Now we are really into the latest magic needle of aging celebrities…and a dream of eternal youth. Human growth hormone (HGH), designed as a treatment for stunted childhood growth and hormonal deficiency, is, of course, a powerful steroid, banned among athletes in most sports. It is not certified, nor has it been studied much as an anti-aging treatment for mature adults.
HGH is controversial. The claims are that it reduces body fat and enhances muscle tone and bulk, boosts sexual performance, firms one’s skin, and heightens one’s mood. The evidence among athletes and black market sales bear some witness to this.
However, the long-term effects are severely suspect and include heart disease and diabetes, and the medical community is clear that short-term risks of carpal tunnel syndrome, joint and muscle pain, and swelling of the arms and legs are real and significant.
What is also clear is that the list of what I might call rejuvenation medicines will grow longer, clearer, and better defined and detailed in the next few decades. But what I have learned over the last few decades is that there is a price to be paid for everything.

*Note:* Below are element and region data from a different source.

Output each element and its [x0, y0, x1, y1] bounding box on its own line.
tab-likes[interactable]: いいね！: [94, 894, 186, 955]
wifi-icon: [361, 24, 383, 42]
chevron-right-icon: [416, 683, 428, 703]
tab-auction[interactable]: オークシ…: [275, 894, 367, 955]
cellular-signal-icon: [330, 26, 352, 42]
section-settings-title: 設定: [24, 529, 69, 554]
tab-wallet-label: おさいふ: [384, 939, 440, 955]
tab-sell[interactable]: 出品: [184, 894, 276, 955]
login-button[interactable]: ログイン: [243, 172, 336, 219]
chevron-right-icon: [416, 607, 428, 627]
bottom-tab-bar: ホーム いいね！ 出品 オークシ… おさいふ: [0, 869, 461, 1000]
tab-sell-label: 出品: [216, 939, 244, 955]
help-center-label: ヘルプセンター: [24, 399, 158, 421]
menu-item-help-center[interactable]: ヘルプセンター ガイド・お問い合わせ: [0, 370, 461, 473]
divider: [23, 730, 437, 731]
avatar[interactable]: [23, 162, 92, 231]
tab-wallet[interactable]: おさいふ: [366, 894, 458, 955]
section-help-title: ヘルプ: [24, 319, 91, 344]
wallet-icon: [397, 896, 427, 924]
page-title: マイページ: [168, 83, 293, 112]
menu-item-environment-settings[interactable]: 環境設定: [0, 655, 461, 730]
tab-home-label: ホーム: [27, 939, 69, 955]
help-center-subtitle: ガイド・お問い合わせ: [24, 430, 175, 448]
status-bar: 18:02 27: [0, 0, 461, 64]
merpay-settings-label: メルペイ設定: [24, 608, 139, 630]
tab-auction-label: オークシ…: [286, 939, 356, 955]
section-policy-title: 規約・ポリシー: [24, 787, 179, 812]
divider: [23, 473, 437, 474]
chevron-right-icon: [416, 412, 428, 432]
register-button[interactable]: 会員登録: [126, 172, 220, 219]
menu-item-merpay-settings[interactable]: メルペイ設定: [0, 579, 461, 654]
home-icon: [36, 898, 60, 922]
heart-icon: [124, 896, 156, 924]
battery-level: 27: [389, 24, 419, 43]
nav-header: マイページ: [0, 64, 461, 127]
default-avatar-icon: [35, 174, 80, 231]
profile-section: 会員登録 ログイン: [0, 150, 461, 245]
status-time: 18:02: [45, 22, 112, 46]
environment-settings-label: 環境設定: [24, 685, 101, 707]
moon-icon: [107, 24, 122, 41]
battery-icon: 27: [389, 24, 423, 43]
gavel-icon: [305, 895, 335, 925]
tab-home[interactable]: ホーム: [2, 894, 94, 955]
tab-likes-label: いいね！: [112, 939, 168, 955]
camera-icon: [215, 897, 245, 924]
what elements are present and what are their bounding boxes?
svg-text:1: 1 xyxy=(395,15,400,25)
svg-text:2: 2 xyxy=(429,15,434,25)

Aging is a natural process, and it is delusional to think that simply bringing hormone levels back to what they were at age twenty will turn the full body’s look and health back to one’s physical prime. Or not have consequences. I am not being delusional about taking a speck of estrogen or a periodic dose of vitamin D. Stay tuned: the risk-rewards game will only become clearer and more dramatic with the advances and challenges science will bring. But for now, each winter for six weeks I will continue to take what has worked for years at my hairstylist’s recommendation: a Nutricap supplement (from the US company of that name with a big global presence, notably in England and France), which is a pill, containing gelatin, walnut oil, carob, and lecithin, that is good for my hair and nails…until, of course, a definitive study of any sad consequences in mice appears.